Grand Diomande Research · Full HTML Reader

Mixture of Anticipatory Orthogonal Experts for N'Ko ASR

Language as Infrastructure working paper preprint structure candidate score 86 .md

Full Public Reader

Mixture of Anticipatory Orthogonal Experts for N'Ko ASR

A Technical Architecture for Admissible Speech Correction, AGP Routing, TurboQuant Provenance, and Future ANE Reflex Heads

Date: 2026-04-23
Status: technical documentation / paper draft
Short name: MAOE-N'Ko
Primary codebase: `[home]/Desktop/Comp-Core`

Abstract

MAOE-N'Ko, the Mixture of Anticipatory Orthogonal Experts for N'Ko ASR, is a modular speech-language correction architecture that keeps the acoustic model sovereign while allowing language-prior intelligence to act only where it is admissible. The system begins with a verified N'Ko trajectory CTC acoustic model, currently anchored by the Paper 4 reproduction checkpoint with 20.57 percent CER on the locked N'Ko run. Instead of replacing that model with a monolithic audio-language system, MAOE-N'Ko routes each ASR chunk into an anticipation partition: stable, boundary, uncertain, recovery, or novelty. Each partition activates a different expert lane with a distinct authority contract: acoustic preservation, boundary completion, uncertain repair, recovery context, or novelty quarantine.

The architecture differs from a conventional mixture-of-experts model because the experts are orthogonal in authority, not merely parallel in capacity. A normal MoE router selects among experts that all try to improve token likelihood. MAOE-N'Ko selects among experts that are allowed to do fundamentally different things. Stable evidence is preserved. Boundary evidence can accept a small completion. Uncertain evidence can consult an AGP correction prior and TurboQuant-backed retrieval. Recovery evidence can use context, but under a stricter edit cap. Novel evidence is blocked from language-prior normalization and routed into review/corpus growth. The final accept/reject decision is not made by the neural model. It is made by a deterministic Rust control plane with an admissibility witness.

The result is not merely "ASR plus a language model." It is a layered authority system for endangered-script speech recognition. The acoustic model answers what was heard. AGP proposes what may be structurally plausible. TurboQuant compresses retrieval and provenance state. RAG++ and Graph Kernel-style witnesses preserve evidence chains. Rust enforces bounded correction. Future Core ML / Apple Neural Engine heads can run the small route, vitality, and partition classifiers without claiming that ANE replaces full transformer inference. The paper contribution becomes credible if same-snapshot Paper 4 replay shows lower CER after expert routing while accepted-worse corrections remain zero or statistically negligible.

1. Motivation

The N'Ko ASR problem is not just a transcription problem. It is a speech-to-writing problem for a phonetic script that carries cultural, orthographic, and inscriptional structure. That makes the failure mode of a normal language-model corrector unusually dangerous. A fluent N'Ko string can be wrong if it overwrites acoustic evidence. A familiar-looking lexical form can be harmful if it erases a novel speaker, a dialectal item, or a corpus-expansion signal. For this reason, the language model must not be allowed to become the acoustic authority.
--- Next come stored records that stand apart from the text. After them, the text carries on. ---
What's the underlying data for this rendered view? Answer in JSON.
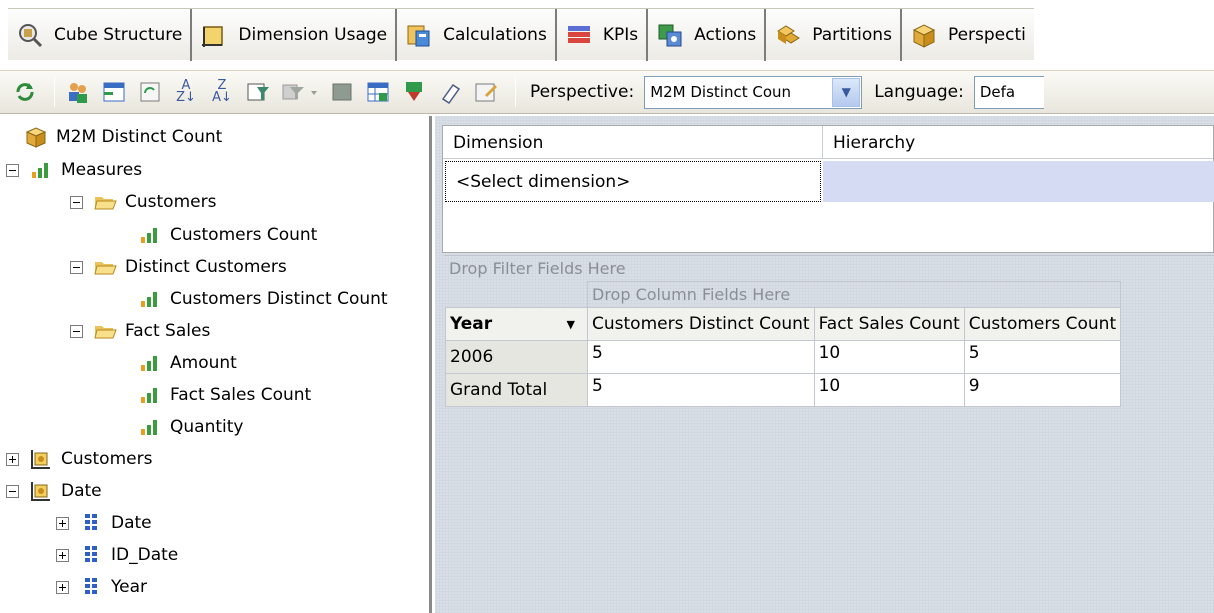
{
  "tabs": [
    {
      "label": "Cube Structure",
      "icon": "cube-structure-icon"
    },
    {
      "label": "Dimension Usage",
      "icon": "dimension-usage-icon"
    },
    {
      "label": "Calculations",
      "icon": "calculations-icon"
    },
    {
      "label": "KPIs",
      "icon": "kpis-icon"
    },
    {
      "label": "Actions",
      "icon": "actions-icon"
    },
    {
      "label": "Partitions",
      "icon": "partitions-icon"
    },
    {
      "label": "Perspecti",
      "icon": "perspectives-icon"
    }
  ],
  "toolbar": {
    "perspective_label": "Perspective:",
    "perspective_value": "M2M Distinct Coun",
    "language_label": "Language:",
    "language_value": "Defa"
  },
  "tree": {
    "root": "M2M Distinct Count",
    "measures": "Measures",
    "customers_group": "Customers",
    "customers_count": "Customers Count",
    "distinct_customers_group": "Distinct Customers",
    "customers_distinct_count": "Customers Distinct Count",
    "fact_sales_group": "Fact Sales",
    "amount": "Amount",
    "fact_sales_count": "Fact Sales Count",
    "quantity": "Quantity",
    "customers_dim": "Customers",
    "date_dim": "Date",
    "date_attr": "Date",
    "id_date_attr": "ID_Date",
    "year_attr": "Year"
  },
  "filter_pane": {
    "col_dimension": "Dimension",
    "col_hierarchy": "Hierarchy",
    "select_dimension": "<Select dimension>"
  },
  "pivot": {
    "drop_filter": "Drop Filter Fields Here",
    "drop_column": "Drop Column Fields Here",
    "row_field": "Year",
    "columns": [
      "Customers Distinct Count",
      "Fact Sales Count",
      "Customers Count"
    ],
    "rows": [
      {
        "label": "2006",
        "values": [
          "5",
          "10",
          "5"
        ]
      },
      {
        "label": "Grand Total",
        "values": [
          "5",
          "10",
          "9"
        ]
      }
    ]
  },
  "colors": {
    "tab_separator": "#7c7c7c",
    "hierarchy_cell": "#d5dbf2",
    "pivot_background": "#d9dee6",
    "drop_zone_text": "#8a8f96"
  }
}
The current verified acoustic anchor is the trajectory-biased N'Ko CTC model. That model is valuable because it gives the system a measurable baseline and a stable acoustic interpretation layer. The correct next step is not to discard that anchor. The correct next step is to wrap it in a routing architecture that decides when an external prior is allowed to act.
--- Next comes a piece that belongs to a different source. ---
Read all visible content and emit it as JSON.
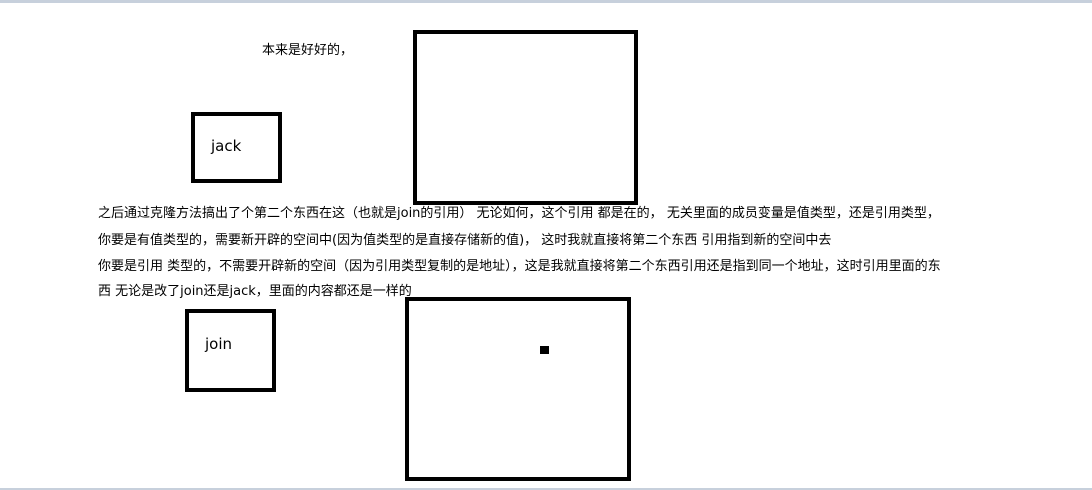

This is where AGP enters. AGP, in this stack, is not the ASR model. It is a corrective and anticipatory language-prior substrate. It can score, propose, or refine N'Ko continuations, but only after the ASR telemetry has been partitioned and only before the Rust gate decides whether the proposal is admissible.

2. Relation to MoVE and Why This Is Different

The MoVE paper, "Mixture of Vocalization Experts for Expressive Speech-to-Speech Translation", is useful because it demonstrates the value of specialized speech experts and routing. MoVE freezes a pretrained AudioLLM, trains LoRA experts around expressive vocalization regimes, and learns a router that blends those experts so that speech-to-speech translation preserves expressive phenomena such as emotion and non-verbal vocalization.

MAOE-N'Ko borrows the architectural insight, not the objective. MoVE routes expressive vocalization. MAOE-N'Ko routes correction authority. MoVE asks which expressive expert should shape the generated speech. MAOE-N'Ko asks which system authority is allowed to modify a N'Ko transcript. This is a different scientific object.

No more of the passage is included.